Pursuant to my obligation under Article 66(c), I cannot vote to affirm this conviction. To do so, I would be saying that appellant’s constitutional right to confront his accuser was superfluous in this case and would not have assisted in any meaningful way in the search for truth. I would be saying that I am satisfied having appellant’s conviction rest solely upon hearsay evidence. For the reasons indicated above, I do not find the hearsay evidence presented at trial to have sufficient reliability to be admitted, and certainly not trustworthy enough alone to convince me beyond a reasonable doubt of appellant’s guilt.
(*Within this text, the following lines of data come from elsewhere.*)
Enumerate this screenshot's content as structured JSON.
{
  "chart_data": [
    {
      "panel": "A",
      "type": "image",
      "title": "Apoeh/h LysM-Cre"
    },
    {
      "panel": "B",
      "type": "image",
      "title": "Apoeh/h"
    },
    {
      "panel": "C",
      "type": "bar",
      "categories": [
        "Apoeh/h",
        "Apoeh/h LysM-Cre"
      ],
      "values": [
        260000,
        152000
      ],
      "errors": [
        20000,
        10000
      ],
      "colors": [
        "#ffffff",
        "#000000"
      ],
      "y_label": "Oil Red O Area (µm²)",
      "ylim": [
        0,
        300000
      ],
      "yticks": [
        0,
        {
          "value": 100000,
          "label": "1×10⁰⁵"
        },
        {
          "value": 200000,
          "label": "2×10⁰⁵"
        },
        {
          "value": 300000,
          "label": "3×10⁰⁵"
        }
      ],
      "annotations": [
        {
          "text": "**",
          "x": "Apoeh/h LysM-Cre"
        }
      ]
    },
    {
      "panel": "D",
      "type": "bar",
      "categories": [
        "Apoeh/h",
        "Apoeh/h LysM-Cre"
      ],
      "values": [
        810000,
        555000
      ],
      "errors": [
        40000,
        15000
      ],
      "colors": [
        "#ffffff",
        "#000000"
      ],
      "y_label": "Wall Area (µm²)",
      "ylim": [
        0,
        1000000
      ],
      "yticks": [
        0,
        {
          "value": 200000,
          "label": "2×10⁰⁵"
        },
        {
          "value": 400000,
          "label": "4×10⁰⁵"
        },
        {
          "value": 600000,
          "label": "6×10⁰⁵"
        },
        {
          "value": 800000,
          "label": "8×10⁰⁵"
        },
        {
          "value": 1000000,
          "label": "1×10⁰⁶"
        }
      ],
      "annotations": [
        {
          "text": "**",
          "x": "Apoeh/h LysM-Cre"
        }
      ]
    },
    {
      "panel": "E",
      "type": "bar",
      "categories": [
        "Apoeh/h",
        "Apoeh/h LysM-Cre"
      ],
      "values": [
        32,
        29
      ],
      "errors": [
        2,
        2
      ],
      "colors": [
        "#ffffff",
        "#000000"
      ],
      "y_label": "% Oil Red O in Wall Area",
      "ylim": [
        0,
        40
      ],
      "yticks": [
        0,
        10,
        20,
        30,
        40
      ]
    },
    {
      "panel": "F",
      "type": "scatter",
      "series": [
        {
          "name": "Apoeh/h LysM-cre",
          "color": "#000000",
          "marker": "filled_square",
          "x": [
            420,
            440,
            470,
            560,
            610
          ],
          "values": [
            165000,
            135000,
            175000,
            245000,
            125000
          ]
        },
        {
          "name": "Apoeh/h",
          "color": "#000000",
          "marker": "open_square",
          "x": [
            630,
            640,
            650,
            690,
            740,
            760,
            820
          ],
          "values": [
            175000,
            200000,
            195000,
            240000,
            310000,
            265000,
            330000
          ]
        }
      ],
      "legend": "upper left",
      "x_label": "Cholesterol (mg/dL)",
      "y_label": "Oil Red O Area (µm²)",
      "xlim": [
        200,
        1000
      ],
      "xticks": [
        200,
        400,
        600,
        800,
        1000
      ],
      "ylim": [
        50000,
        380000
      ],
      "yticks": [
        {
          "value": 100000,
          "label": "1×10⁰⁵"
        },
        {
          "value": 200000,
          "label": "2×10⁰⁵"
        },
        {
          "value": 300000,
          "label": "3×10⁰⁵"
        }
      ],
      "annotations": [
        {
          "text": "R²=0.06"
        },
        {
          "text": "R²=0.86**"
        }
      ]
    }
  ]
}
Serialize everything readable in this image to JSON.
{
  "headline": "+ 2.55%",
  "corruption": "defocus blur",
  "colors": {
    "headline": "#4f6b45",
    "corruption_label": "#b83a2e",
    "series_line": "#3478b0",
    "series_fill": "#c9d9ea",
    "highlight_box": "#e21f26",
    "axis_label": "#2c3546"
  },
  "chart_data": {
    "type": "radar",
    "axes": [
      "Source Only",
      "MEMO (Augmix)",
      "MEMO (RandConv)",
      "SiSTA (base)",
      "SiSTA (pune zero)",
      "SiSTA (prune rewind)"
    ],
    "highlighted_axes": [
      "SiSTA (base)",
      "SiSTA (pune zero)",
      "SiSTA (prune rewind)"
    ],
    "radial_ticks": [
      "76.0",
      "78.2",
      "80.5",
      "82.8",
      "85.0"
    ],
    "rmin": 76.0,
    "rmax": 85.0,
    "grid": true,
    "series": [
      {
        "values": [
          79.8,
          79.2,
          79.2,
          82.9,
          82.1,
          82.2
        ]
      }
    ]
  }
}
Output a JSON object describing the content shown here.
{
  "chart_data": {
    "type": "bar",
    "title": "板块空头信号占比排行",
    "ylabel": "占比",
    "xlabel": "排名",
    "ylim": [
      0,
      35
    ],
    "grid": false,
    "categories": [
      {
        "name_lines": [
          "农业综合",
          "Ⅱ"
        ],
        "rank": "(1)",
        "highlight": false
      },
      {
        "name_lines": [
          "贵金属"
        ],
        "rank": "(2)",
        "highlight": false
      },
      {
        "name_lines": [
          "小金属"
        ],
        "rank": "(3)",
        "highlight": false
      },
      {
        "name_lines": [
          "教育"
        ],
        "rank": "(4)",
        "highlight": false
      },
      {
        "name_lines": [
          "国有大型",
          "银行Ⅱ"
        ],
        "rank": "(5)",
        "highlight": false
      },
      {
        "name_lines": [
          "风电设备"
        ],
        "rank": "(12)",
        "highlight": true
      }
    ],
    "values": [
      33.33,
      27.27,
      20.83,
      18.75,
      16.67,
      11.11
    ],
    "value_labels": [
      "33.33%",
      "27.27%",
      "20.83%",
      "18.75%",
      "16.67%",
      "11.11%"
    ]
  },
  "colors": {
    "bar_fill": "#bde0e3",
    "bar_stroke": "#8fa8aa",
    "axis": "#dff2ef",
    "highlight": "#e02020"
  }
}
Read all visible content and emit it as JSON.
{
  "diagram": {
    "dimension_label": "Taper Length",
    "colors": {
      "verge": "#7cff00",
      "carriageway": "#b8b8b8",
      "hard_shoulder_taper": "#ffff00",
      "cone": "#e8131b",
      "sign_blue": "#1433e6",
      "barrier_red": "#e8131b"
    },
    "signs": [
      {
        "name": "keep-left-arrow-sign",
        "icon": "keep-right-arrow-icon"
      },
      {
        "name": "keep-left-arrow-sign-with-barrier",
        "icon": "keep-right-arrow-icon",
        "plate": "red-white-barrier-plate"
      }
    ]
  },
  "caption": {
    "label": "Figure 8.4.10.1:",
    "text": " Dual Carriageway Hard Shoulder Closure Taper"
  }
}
*587There are many cogent reasons why the law has an inherent distrust of hearsay evidence. Mil.R.Evid. 802. Even when admitted under one of the authorized exceptions, we should ask ourselves if the hearsay evidence is sufficiently convincing to be reliable and trustworthy on the issue of guilt. We must look to the facts and circumstances to answer that question. When the hearsay evidence is corroborated by other evidence of guilt, when an accused has entered a plea of guilty or when an opportunity to cross examine the declarant was waived, the inherent distrust of hearsay evidence is attenuated. However, when an accused enters a plea of not guilty, when his accuser recants her story, when the accused has not been given an opportunity to cross examine the declarant, and when there is no evidence of guilt other than the hearsay testimony, we have a situation which cries out for close scrutiny of the reliability of the hearsay evidence. Is the hearsay evidence more convincing because it was heard by more than one person or was repeated on more than one occasion. In my opinion, it is not. The mere fact that something has been repeated does not make it more believable. In our system of justice, a statement becomes most believable when it is made in open court and is subjected to vigorous cross examination. That time honored and constitutionally protected test did not occur in appellant’s trial. It is the responsibility of this Court to determine for ourselves whether the reliability of evidence is sufficient to convince us beyond a reasonable doubt of appellant’s guilt. Based upon my review of the entire record, I am not convinced his conviction is correct in law and in fact. Article 66(c) UCMJ.